The European Space Agency (ESA) has called for coordinated international action to ensure sustainable future of space and spaceflights to tackle the worsening problem of space debris to mitigate the risk faced by functional satellites.

Noting that more than 750,000 pieces of dangerous debris are currently orbiting the Earth, the ESA made a clarion call for global cooperation at the concluding day of the Europe's largest-ever conference on space debris.

On the occasion, ESA Director General Jan Woerner called up all space stakeholders to join hands for cleaning up Earth's orbital environment at the earliest.

The European Conference on Space Debris was held at ESA's mission control center in Germany.

The ESA has already kick started a project called ESA Space Situational Awareness (SSA) at the last ministerial council meeting in 2016 seeking innovative services and space cooperation for economically viable spaceflights.

"We must sustain the dream of future exploration," Woerner said.

Areas Of Threat From Space Debris

The conference on space debris identified multiple threats from space debris including faulty disposal of defunct satellites and rocket stages plus the challenges posed by satellite mega-constellations now getting ready. They include the one planned by Space X owned by Elon Musk.

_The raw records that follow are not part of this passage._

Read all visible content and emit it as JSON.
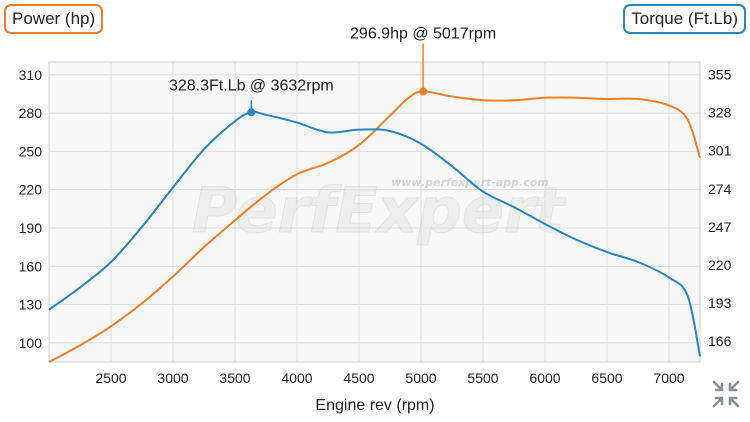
{
  "badges": {
    "power": "Power (hp)",
    "torque": "Torque (Ft.Lb)"
  },
  "watermark": {
    "logo": "PerfExpert",
    "url": "www.perfexpert-app.com"
  },
  "colors": {
    "power": "#f07f2a",
    "torque": "#2a85c0",
    "background": "#f7f7f7",
    "grid": "#dcdcdc"
  },
  "controls": {
    "fit_icon": "fit-to-screen-icon"
  },
  "chart_data": {
    "type": "line",
    "xlabel": "Engine rev (rpm)",
    "xlim": [
      2000,
      7250
    ],
    "x_ticks": [
      2500,
      3000,
      3500,
      4000,
      4500,
      5000,
      5500,
      6000,
      6500,
      7000
    ],
    "left_axis": {
      "label": "Power (hp)",
      "ylim": [
        85,
        320
      ],
      "ticks": [
        100,
        130,
        160,
        190,
        220,
        250,
        280,
        310
      ]
    },
    "right_axis": {
      "label": "Torque (Ft.Lb)",
      "ylim": [
        151,
        364
      ],
      "ticks": [
        166,
        193,
        220,
        247,
        274,
        301,
        328,
        355
      ]
    },
    "grid": true,
    "series": [
      {
        "name": "Power (hp)",
        "axis": "left",
        "x": [
          2000,
          2250,
          2500,
          2750,
          3000,
          3250,
          3500,
          3750,
          4000,
          4250,
          4500,
          4750,
          4900,
          5017,
          5250,
          5500,
          5750,
          6000,
          6250,
          6500,
          6750,
          7000,
          7150,
          7250
        ],
        "y": [
          85,
          98,
          113,
          131,
          152,
          175,
          196,
          216,
          232,
          241,
          255,
          278,
          292,
          296.9,
          293,
          290,
          290,
          292,
          292,
          291,
          291,
          286,
          275,
          245
        ]
      },
      {
        "name": "Torque (Ft.Lb)",
        "axis": "right",
        "x": [
          2000,
          2250,
          2500,
          2750,
          3000,
          3250,
          3500,
          3632,
          3750,
          4000,
          4250,
          4500,
          4750,
          5000,
          5250,
          5500,
          5750,
          6000,
          6250,
          6500,
          6750,
          7000,
          7150,
          7250
        ],
        "y": [
          188,
          204,
          222,
          247,
          275,
          302,
          322,
          328.3,
          326.5,
          321,
          314,
          316,
          315,
          306,
          290,
          272,
          261,
          249,
          238,
          229,
          222,
          211,
          198,
          155
        ]
      }
    ],
    "annotations": [
      {
        "text": "296.9hp @ 5017rpm",
        "series": 0,
        "x": 5017,
        "y": 296.9
      },
      {
        "text": "328.3Ft.Lb @ 3632rpm",
        "series": 1,
        "x": 3632,
        "y": 328.3
      }
    ]
  }
}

"Only about 60 percent of the satellites that should be disposed of at the end of their missions under current guidelines are, in fact, properly managed," noted Holger Krag, head of ESA's debris office.

At the conference, researchers called for an urgent removal of all defunct satellites from Earth's orbit before more junk comes from their disintegration.

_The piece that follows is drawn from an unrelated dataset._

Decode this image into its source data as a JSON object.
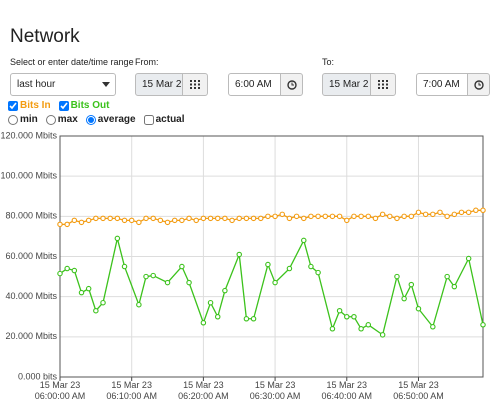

According to Krag, the conference has demonstrated that it has the technology to mitigate the debris problem.

"However, implementation of these countermeasures is still a challenge, and this has the utmost importance in view of plans to deploy constellations of hundreds of satellites in space," added Krag.

Growing Danger And Some Inconvenient Truths

The statistics show that there had been more than 5,250 satellite launches since 1957 and the confirmed number comes to 23,000 at the orbit in which only 1,200 are working while the rest are junk.

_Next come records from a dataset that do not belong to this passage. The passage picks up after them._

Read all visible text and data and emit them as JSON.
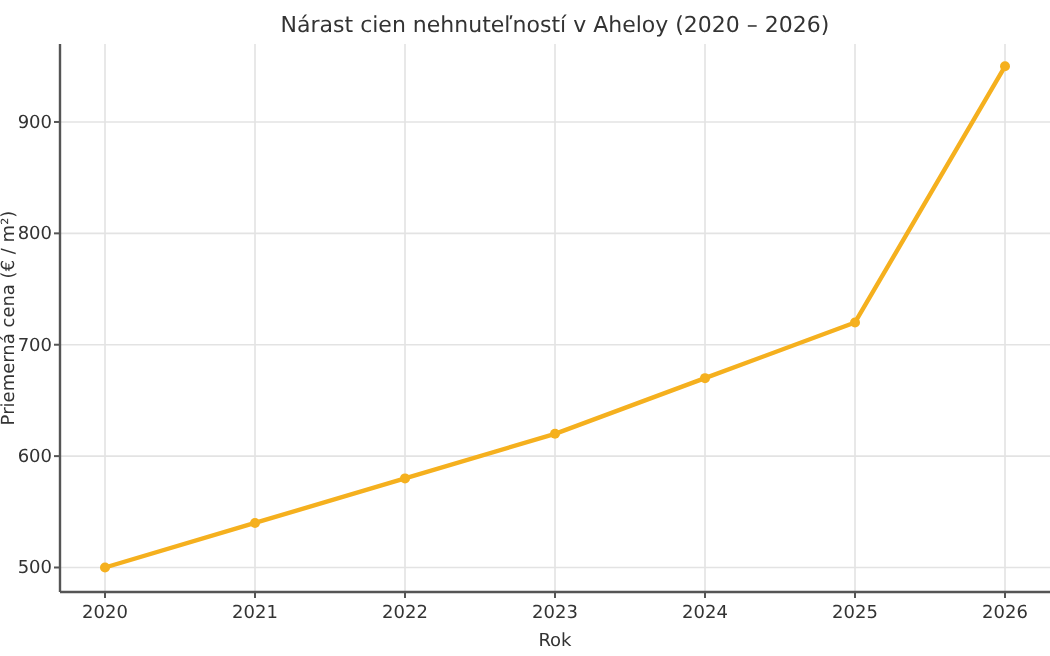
{
  "chart_data": {
    "type": "line",
    "title": "Nárast cien nehnuteľností v Aheloy (2020 – 2026)",
    "xlabel": "Rok",
    "ylabel": "Priemerná cena (€ / m²)",
    "x": [
      2020,
      2021,
      2022,
      2023,
      2024,
      2025,
      2026
    ],
    "series": [
      {
        "color": "#f5b01e",
        "values": [
          500,
          540,
          580,
          620,
          670,
          720,
          950
        ]
      }
    ],
    "xlim": [
      2019.7,
      2026.3
    ],
    "xticks": [
      2020,
      2021,
      2022,
      2023,
      2024,
      2025,
      2026
    ],
    "ylim": [
      478,
      970
    ],
    "yticks": [
      500,
      600,
      700,
      800,
      900
    ],
    "grid": true,
    "marker": "circle",
    "line_style": "solid"
  }
}
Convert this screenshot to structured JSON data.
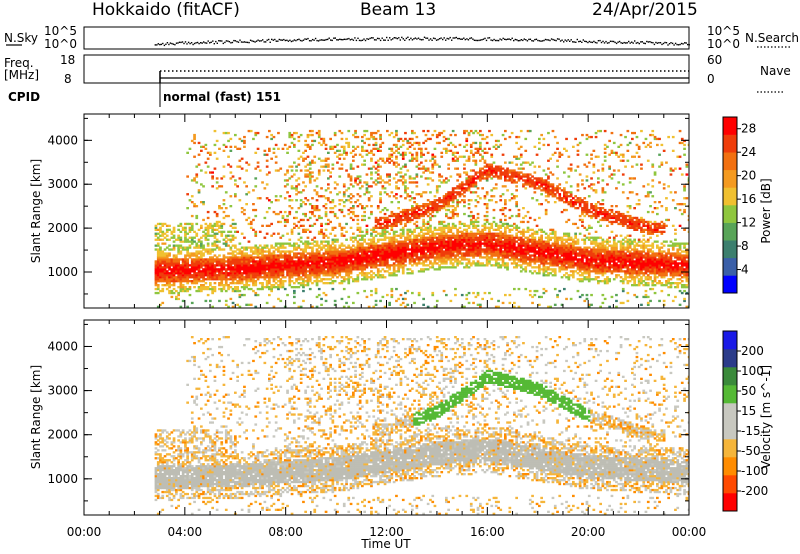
{
  "header": {
    "station": "Hokkaido (fitACF)",
    "beam": "Beam 13",
    "date": "24/Apr/2015"
  },
  "sidepanels": {
    "nsky_label": "N.Sky",
    "nsky_ticks": [
      "10^5",
      "10^0"
    ],
    "nsearch_label": "N.Search",
    "nsearch_ticks": [
      "10^5",
      "10^0"
    ],
    "freq_label_1": "Freq.",
    "freq_label_2": "[MHz]",
    "freq_ticks": [
      "18",
      "8"
    ],
    "nave_label": "Nave",
    "nave_ticks": [
      "60",
      "0"
    ],
    "cpid_label": "CPID",
    "cpid_value": "normal (fast) 151"
  },
  "colors": {
    "power_scale": [
      "#0000ff",
      "#3a5fa8",
      "#3c7f6e",
      "#58a458",
      "#8fc63e",
      "#f0c030",
      "#f49a20",
      "#f27010",
      "#ef3d0a",
      "#ff0000"
    ],
    "velocity_scale": [
      "#ff0000",
      "#ff4a00",
      "#ff8c00",
      "#f5b53a",
      "#c8c8c0",
      "#c8c8c0",
      "#55b935",
      "#3a8a3a",
      "#2c3c8a",
      "#1a1ae6"
    ],
    "ground_scatter": "#bdbdb4"
  },
  "chart_data": [
    {
      "type": "heatmap",
      "title": "Power",
      "xlabel": "Time UT",
      "ylabel": "Slant Range [km]",
      "colorbar_label": "Power [dB]",
      "colorbar_ticks": [
        "28",
        "24",
        "20",
        "16",
        "12",
        "8",
        "4"
      ],
      "colorbar_range": [
        0,
        30
      ],
      "xlim": [
        0,
        24
      ],
      "ylim": [
        180,
        4600
      ],
      "x_ticks": [
        "00:00",
        "04:00",
        "08:00",
        "12:00",
        "16:00",
        "20:00",
        "00:00"
      ],
      "y_ticks": [
        "1000",
        "2000",
        "3000",
        "4000"
      ],
      "data_start_hour": 2.8,
      "main_echo_band": {
        "center_km": [
          [
            2.8,
            1000
          ],
          [
            6,
            1050
          ],
          [
            10,
            1200
          ],
          [
            14,
            1550
          ],
          [
            16,
            1620
          ],
          [
            20,
            1250
          ],
          [
            24,
            1120
          ]
        ],
        "typical_power_db": 27
      },
      "upper_echo_band": {
        "center_km": [
          [
            12,
            2100
          ],
          [
            14,
            2500
          ],
          [
            16,
            3300
          ],
          [
            18,
            3000
          ],
          [
            20,
            2400
          ],
          [
            22.5,
            1950
          ]
        ],
        "typical_power_db": 26
      }
    },
    {
      "type": "heatmap",
      "title": "Velocity",
      "xlabel": "Time UT",
      "ylabel": "Slant Range [km]",
      "colorbar_label": "Velocity [m s^-1]",
      "colorbar_ticks": [
        "200",
        "100",
        "50",
        "15",
        "-15",
        "-50",
        "-100",
        "-200"
      ],
      "colorbar_range": [
        -250,
        250
      ],
      "xlim": [
        0,
        24
      ],
      "ylim": [
        180,
        4600
      ],
      "x_ticks": [
        "00:00",
        "04:00",
        "08:00",
        "12:00",
        "16:00",
        "20:00",
        "00:00"
      ],
      "y_ticks": [
        "1000",
        "2000",
        "3000",
        "4000"
      ],
      "data_start_hour": 2.8,
      "ground_scatter_band": {
        "center_km": [
          [
            2.8,
            1000
          ],
          [
            6,
            1050
          ],
          [
            10,
            1200
          ],
          [
            14,
            1550
          ],
          [
            16,
            1620
          ],
          [
            20,
            1250
          ],
          [
            24,
            1120
          ]
        ]
      },
      "typical_velocity_ms": -60
    }
  ],
  "time_series": {
    "nsky_level": 0.45,
    "freq_mhz": 12,
    "nave": 10
  }
}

Compounding the problem is the disintegration of derelict craft broken into some 750,000 pieces larger than 1 cm and another 166 million pieces bigger than 1 mm. These fragments are moving in high relative velocities with speeds exceeding bullets and can destroy space infrastructure of satellites working in the domain of telecom, weather, navigation, broadcast, and climate-monitoring.

The scientists at the conference expressed the view that any delay in clearing the space junk will entail a huge cost and heighten collision risk in the orbit as more satellites are being launched.

Safety Of International Space Station

Meanwhile, a short film produced by ESA and screened at the conference effectively conveyed the severity of the space junk problem.

The Space Debris: A Journey to Earth in the 3-D version duly projected the gravity of the issue and explained ESA is clamoring for fixing the space debris problem.

Meanwhile, space debris problem has also sparked concerns over the safety of the International Space Station which is in the low-Earth orbit.

According to NASA flight controller Robert Frost, space debris can cannibalize the ISS only if the space lab and debris start traveling in opposite directions.

ISS is well shielded by Whipple bumpers at the front with layers of spaces in between. At the space debris conference, French astronaut Thomas Pesquet also spoke about the safety of the ISS and said it is well guarded for objects up to 1 cm across.